Quand Bélisaire vît que la muraille [de Sisaurane] était bonne, et que de plus elle était défendue par de vaillants hommes, il jugea à propos d’assembler tous les chefs, et de leur faire ce discours
Nous avons appris par une longue expérience de la guerre à prévoir l’avenir, et à choisir le plus sûr dans les conjonctures où il y adu danger. Vous savez combien il est périlleux de conduire une armée dans un pays ennemi, et d’avoir derrière soi des places fortifiées défendues par de puissantes garnisons. C’est l’état ou nous sommes maintenant réduits. Si tous avançons, nous serons suivis par des partis qui sortiront du fort de Sisaurane, et de la ville de Nisibe, et qui nous incommoderont extrêmement dans les défilés, et dans les lieux propres aux embuscades. Que si nous rencontrons d’autres ennemis en face, nous ne pourrons les combattre tous ensemble, sans courir le dernier hasard. Ajoutez que si nous perdons la bataille, il nous sera impossible de retourner dans notre pays. Ne nous précipitons point dans le danger par une vaillance indifférente, et ne ruinons point les affaires de l’Empire par un désir déréglé de la victoire. Les Etats se perdent par une hardiesse inconsidérée, et ils se conservent par une retenue judicieuse. Je suis donc d’avis que nous demeurions ici, pour tâcher de nous rendre maîtres du fort et que nous envoyions les troupes d’Harêth-â dans l’Assyrie., d’autant que les Sarracènes qu’il commande ne sont pas propres à faire des sièges, et qu’ils sont propres à faire le dégât dans la campagne. Ils seront soutenus par un bon nombre de vaillants hommes, qui exerceront toutes sortes d’hostilités dans ce pays, s’ils le trouvent sans défense; ou qui. viendront nous rejoindre s’ils y rencontrent des obstacles. Quand nous aurons pris le fort, comme je l’espère avec l’aide de Dieu de le prendre, nous traverserons le Tigre. Nous ne craindrons plus alors d’être poursuivis par les ennemis.

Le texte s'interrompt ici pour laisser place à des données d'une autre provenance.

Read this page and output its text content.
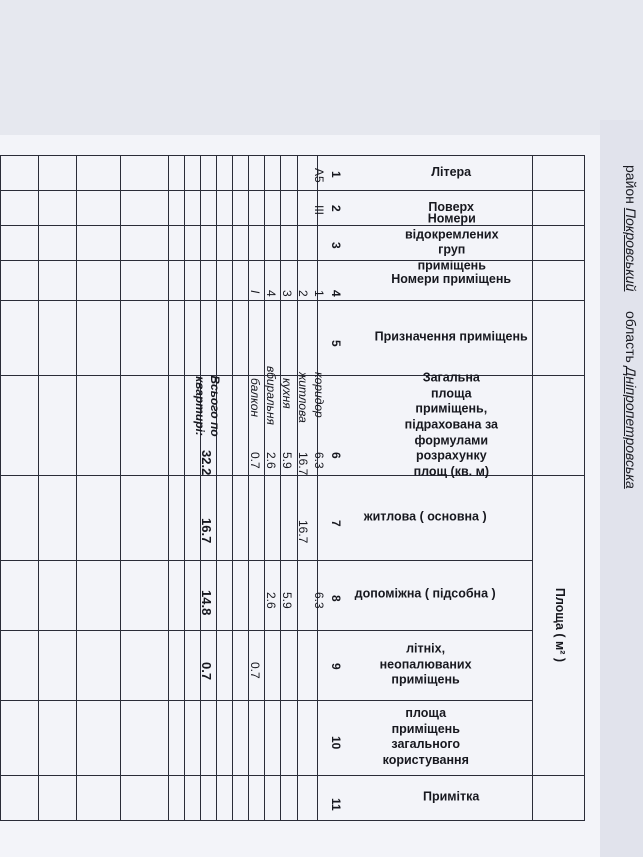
район Покровський     область Дніпропетровська
Літера
Поверх
Номери відокремлених груп приміщень
Номери приміщень
Призначення приміщень
Загальна площа приміщень, підрахована за формулами розрахунку площ (кв. м)
Площа ( м² )
житлова ( основна )
допоміжна ( підсобна )
літніх, неопалюваних приміщень
площа приміщень загального користування
Примітка
1
2
3
4
5
6
7
8
9
10
11
А5
III
1
коридор
6.3
6.3
2
житлова
16.7
16.7
3
кухня
5.9
5.9
4
вбиральня
2.6
2.6
I
балкон
0.7
0.7
Всього по квартирі:
32.2
16.7
14.8
0.7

Ce discours de Bélisaire ayant été approuvé de l’assemblée, il travailla incontinent a l’exécution, et envoya Harêth-â avec ses troupes, auxquelles il ajouta 1200 hommes de la garde, conduits par deux excellents capitaines, Trajan et Jean, surnommé le Mangeur. Il donna à Harêth-â le commandement tant des Sarracènes, que des autres soldats, avec ordre de ravager l’Assyrie, et de revenir dire au camp quelles forces il y aurait trouvées. Harêth-â ayant passé le Tigre, trouva un pays où depuis longtemps il n’y avait point eu d’ennemis, et où il amassa un riche butin.